Trafalgar Square with Nelson's Column in the middle
I then decided to walk down the Mall through the Admiralty Arch to Trafalgar Square. While taking pictures in front of the National Portrait Gallery, I noticed Big Ben lit up in the distance, it being about five or six o’clock by now. I thought to myself, “I really wish I could get some good pictures of London at night,” and then thought, “Well, why not? I can just go back out after I eat supper!” It was so much fun, even though it started raining again! I first ate a quick supper back at my hostel and then took the Tube all over Central London, first to 221B Baker Street, which was absolutely awesome; Tower Bridge, which I walked across of course; then to St. Paul’s Cathedral, although I didn’t see the Bird Lady there; then to London Bridge, which is still here but not all it’s cracked up to be; then to Westminster again to take pictures of Big Ben and Westminster Abbey and walk across Westminster Bridge. I also managed to take a video of Big Ben chiming eleven o’clock!
I was sad to leave London on Sunday, but I must say I smirked when the captain on the airplane told us that it was a balmy 70 degrees in Nice (whereas it was 50 degrees in London and beginning to rain yet again). I heard almost everyone on the aircraft breathe a sigh of relief. On the way back, I wrote in my journal while gazing out the window at Paris and the beautiful fields of central France.

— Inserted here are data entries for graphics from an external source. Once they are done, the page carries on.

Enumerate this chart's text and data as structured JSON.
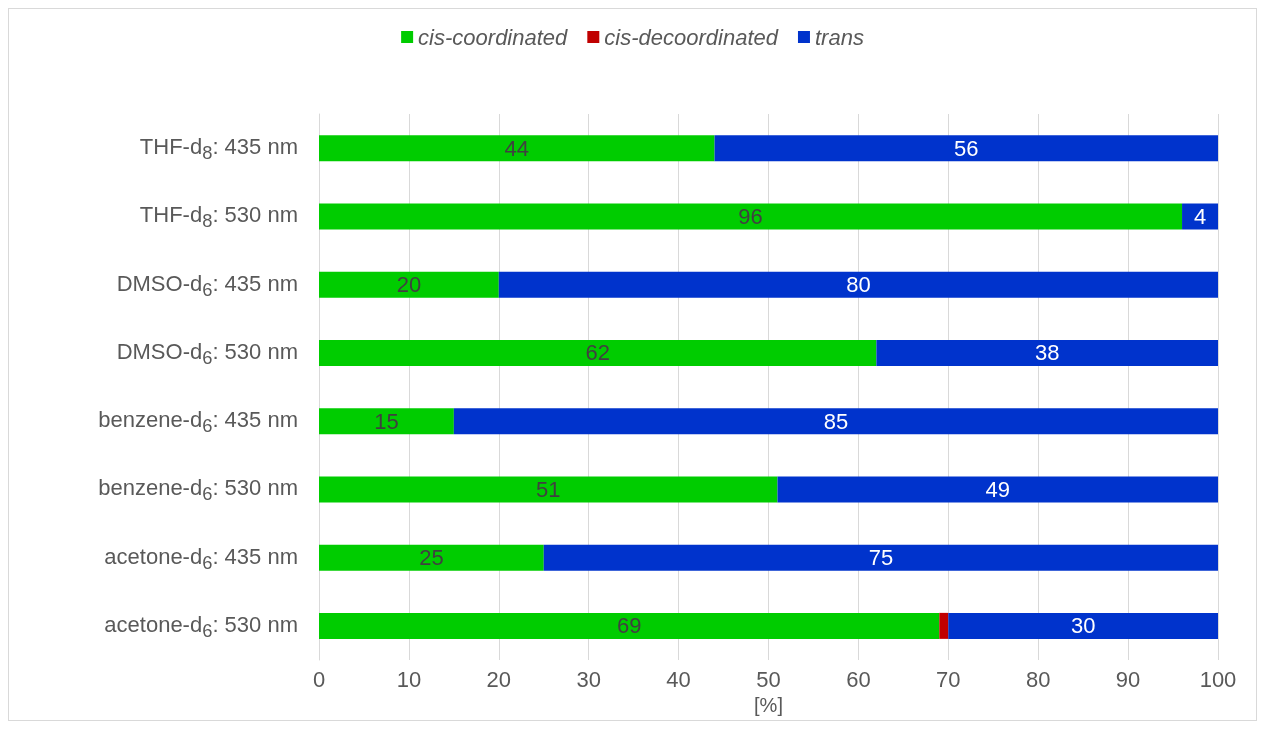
{
  "chart_data": {
    "type": "bar",
    "orientation": "horizontal",
    "stacked": true,
    "xlabel": "[%]",
    "categories": [
      "THF-d$_{8}$: 435 nm",
      "THF-d$_{8}$: 530 nm",
      "DMSO-d$_{6}$: 435 nm",
      "DMSO-d$_{6}$: 530 nm",
      "benzene-d$_{6}$: 435 nm",
      "benzene-d$_{6}$: 530 nm",
      "acetone-d$_{6}$: 435 nm",
      "acetone-d$_{6}$: 530 nm"
    ],
    "series": [
      {
        "name": "cis-coordinated",
        "color": "#00cc00",
        "values": [
          44,
          96,
          20,
          62,
          15,
          51,
          25,
          69
        ],
        "value_labels": [
          "44",
          "96",
          "20",
          "62",
          "15",
          "51",
          "25",
          "69"
        ]
      },
      {
        "name": "cis-decoordinated",
        "color": "#c00000",
        "values": [
          0,
          0,
          0,
          0,
          0,
          0,
          0,
          1
        ],
        "value_labels": [
          null,
          null,
          null,
          null,
          null,
          null,
          null,
          null
        ]
      },
      {
        "name": "trans",
        "color": "#0033cc",
        "values": [
          56,
          4,
          80,
          38,
          85,
          49,
          75,
          30
        ],
        "value_labels": [
          "56",
          "4",
          "80",
          "38",
          "85",
          "49",
          "75",
          "30"
        ]
      }
    ],
    "xlim": [
      0,
      100
    ],
    "xticks": [
      0,
      10,
      20,
      30,
      40,
      50,
      60,
      70,
      80,
      90,
      100
    ],
    "grid": "x",
    "legend": "top"
  }
}
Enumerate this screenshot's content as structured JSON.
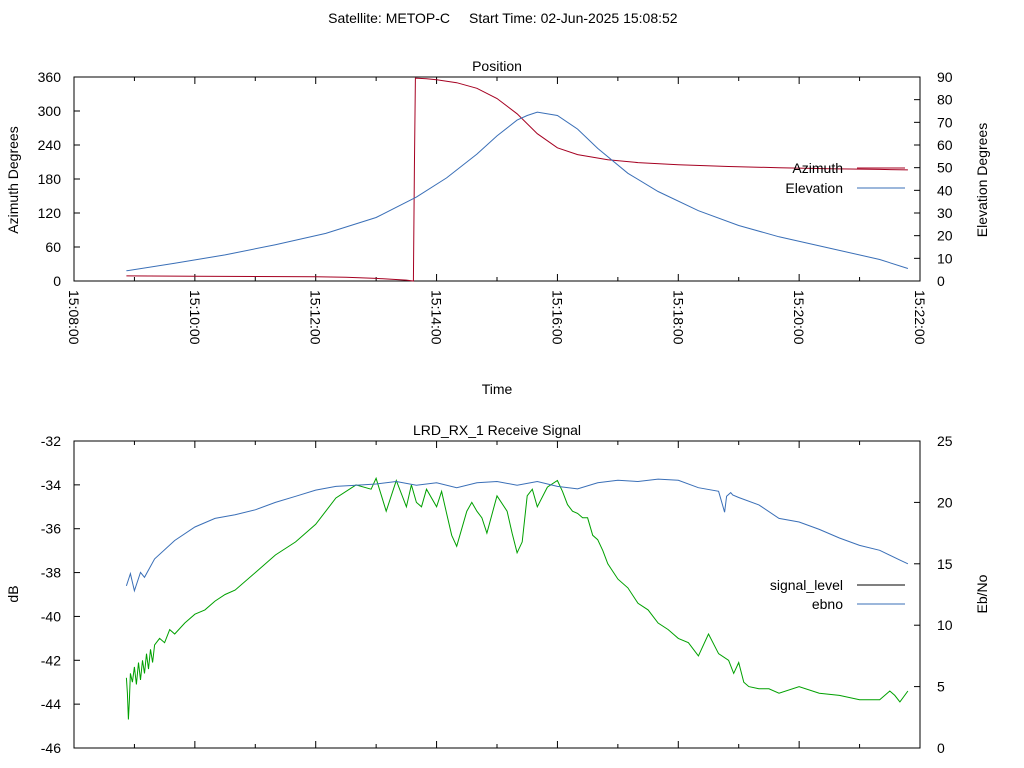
{
  "header": {
    "satellite": "Satellite: METOP-C",
    "start_time": "Start Time: 02-Jun-2025 15:08:52"
  },
  "chart_data": [
    {
      "type": "line",
      "title": "Position",
      "xlabel": "Time",
      "ylabel": "Azimuth Degrees",
      "y2label": "Elevation Degrees",
      "xlim": [
        0,
        840
      ],
      "ylim": [
        0,
        360
      ],
      "y2lim": [
        0,
        90
      ],
      "x_ticks": [
        "15:08:00",
        "15:10:00",
        "15:12:00",
        "15:14:00",
        "15:16:00",
        "15:18:00",
        "15:20:00",
        "15:22:00"
      ],
      "y_ticks": [
        0,
        60,
        120,
        180,
        240,
        300,
        360
      ],
      "y2_ticks": [
        0,
        10,
        20,
        30,
        40,
        50,
        60,
        70,
        80,
        90
      ],
      "legend_position": "right",
      "grid": false,
      "series": [
        {
          "name": "Azimuth",
          "axis": "y",
          "color": "#a50021",
          "x": [
            52,
            120,
            180,
            240,
            270,
            300,
            330,
            337,
            338,
            339,
            350,
            360,
            380,
            400,
            420,
            440,
            460,
            480,
            500,
            530,
            560,
            600,
            650,
            700,
            750,
            800,
            828
          ],
          "y": [
            9,
            8.5,
            8,
            7.5,
            6.5,
            4.5,
            1.5,
            0,
            200,
            358,
            357,
            355,
            350,
            340,
            322,
            295,
            260,
            235,
            223,
            214,
            209,
            205,
            202,
            200,
            198,
            197,
            196
          ]
        },
        {
          "name": "Elevation",
          "axis": "y2",
          "color": "#3a6fb7",
          "x": [
            52,
            100,
            150,
            200,
            250,
            300,
            340,
            370,
            400,
            420,
            440,
            450,
            460,
            480,
            500,
            520,
            550,
            580,
            620,
            660,
            700,
            750,
            800,
            828
          ],
          "y": [
            4.5,
            7.8,
            11.5,
            16,
            21,
            28,
            37,
            45.5,
            56,
            64,
            71,
            73,
            74.5,
            73,
            67,
            58.5,
            47.5,
            39.5,
            31,
            24.5,
            19.5,
            14.5,
            9.5,
            5.5
          ]
        }
      ]
    },
    {
      "type": "line",
      "title": "LRD_RX_1 Receive Signal",
      "xlabel": "",
      "ylabel": "dB",
      "y2label": "Eb/No",
      "xlim": [
        0,
        840
      ],
      "ylim": [
        -46,
        -32
      ],
      "y2lim": [
        0,
        25
      ],
      "y_ticks": [
        -46,
        -44,
        -42,
        -40,
        -38,
        -36,
        -34,
        -32
      ],
      "y2_ticks": [
        0,
        5,
        10,
        15,
        20,
        25
      ],
      "legend_position": "right",
      "grid": false,
      "series": [
        {
          "name": "signal_level",
          "axis": "y",
          "color": "#00a000",
          "x": [
            52,
            53,
            54,
            55,
            56,
            58,
            60,
            62,
            64,
            66,
            68,
            70,
            72,
            74,
            76,
            78,
            80,
            85,
            90,
            95,
            100,
            110,
            120,
            130,
            140,
            150,
            160,
            180,
            200,
            220,
            240,
            260,
            280,
            295,
            300,
            310,
            320,
            330,
            335,
            340,
            345,
            350,
            360,
            365,
            370,
            375,
            380,
            390,
            395,
            400,
            405,
            410,
            420,
            430,
            435,
            440,
            445,
            450,
            455,
            460,
            470,
            480,
            485,
            490,
            495,
            500,
            505,
            510,
            515,
            520,
            525,
            530,
            540,
            550,
            560,
            570,
            580,
            590,
            600,
            610,
            620,
            630,
            640,
            650,
            655,
            660,
            665,
            670,
            680,
            690,
            700,
            720,
            740,
            760,
            780,
            800,
            810,
            815,
            820,
            828
          ],
          "y": [
            -42.8,
            -43.5,
            -44.7,
            -43.8,
            -42.6,
            -43.0,
            -42.3,
            -43.1,
            -42.1,
            -42.9,
            -42.0,
            -42.6,
            -41.7,
            -42.4,
            -41.5,
            -42.1,
            -41.3,
            -41.0,
            -41.2,
            -40.6,
            -40.8,
            -40.3,
            -39.9,
            -39.7,
            -39.3,
            -39.0,
            -38.8,
            -38.0,
            -37.2,
            -36.6,
            -35.8,
            -34.6,
            -34.0,
            -34.2,
            -33.7,
            -35.2,
            -33.8,
            -35.0,
            -34.0,
            -34.8,
            -35.0,
            -34.2,
            -35.0,
            -34.3,
            -35.3,
            -36.3,
            -36.8,
            -35.2,
            -34.8,
            -35.2,
            -35.5,
            -36.2,
            -34.5,
            -35.2,
            -36.2,
            -37.1,
            -36.6,
            -34.5,
            -34.2,
            -35.0,
            -34.1,
            -33.8,
            -34.3,
            -34.9,
            -35.2,
            -35.3,
            -35.5,
            -35.5,
            -36.3,
            -36.5,
            -37.0,
            -37.6,
            -38.3,
            -38.7,
            -39.4,
            -39.7,
            -40.3,
            -40.6,
            -41.0,
            -41.2,
            -41.8,
            -40.8,
            -41.7,
            -42.0,
            -42.6,
            -42.1,
            -43.0,
            -43.2,
            -43.3,
            -43.3,
            -43.5,
            -43.2,
            -43.5,
            -43.6,
            -43.8,
            -43.8,
            -43.4,
            -43.6,
            -43.9,
            -43.4
          ],
          "y_panel_note": ""
        },
        {
          "name": "ebno",
          "axis": "y2",
          "color": "#3a6fb7",
          "x": [
            52,
            56,
            60,
            66,
            70,
            80,
            100,
            120,
            140,
            160,
            180,
            200,
            220,
            240,
            260,
            280,
            300,
            320,
            340,
            360,
            380,
            400,
            420,
            440,
            460,
            480,
            500,
            520,
            540,
            560,
            580,
            600,
            620,
            640,
            646,
            648,
            652,
            654,
            660,
            680,
            700,
            720,
            740,
            760,
            780,
            800,
            820,
            828
          ],
          "y": [
            13.2,
            14.2,
            12.8,
            14.3,
            13.9,
            15.4,
            16.9,
            18.0,
            18.7,
            19.0,
            19.4,
            20.0,
            20.5,
            21.0,
            21.3,
            21.4,
            21.5,
            21.7,
            21.4,
            21.6,
            21.2,
            21.6,
            21.7,
            21.4,
            21.7,
            21.3,
            21.1,
            21.6,
            21.8,
            21.7,
            21.9,
            21.8,
            21.2,
            20.9,
            19.2,
            20.5,
            20.8,
            20.6,
            20.4,
            19.8,
            18.7,
            18.4,
            17.8,
            17.1,
            16.5,
            16.1,
            15.3,
            15.0
          ]
        }
      ]
    }
  ]
}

You could definitely tell I had been somewhere north of Nice because I was lugging two jackets and a sweater in 80-degree weather in Nice. I felt like I was home, though, when I heard everyone speaking French again. I thought to myself, “That’s rather ironic to feel comforted to hear a foreign language after being in an English-speaking country.”
Overall, I am so glad I was able to have the opportunity to see one of the places I had read and seen so much about! It is one of my fondest memories of my study abroad experience.
The Sherlock Holmes Museum, located at--you guessed it--221B Baker Street.
Tower Bridge. I never knew you could string so many lights on one bridge!
"Early each day to the steps of St. Paul's..."
The London Eye. Wasn't able to go up it this time. Maybe next time....
What's London without a little rain and a lot of street lamps?
I took pictures of Big Ben from every aspect I could easily take a  picture from. It was an interesting task balancing an umbrella and a camera and periodically wiping the camera lens clean of raindrops with my scarf.
Probably one of my faves from London.
Black and white is awesome.
Maybe someday I'll be able to go to all the places pointed out.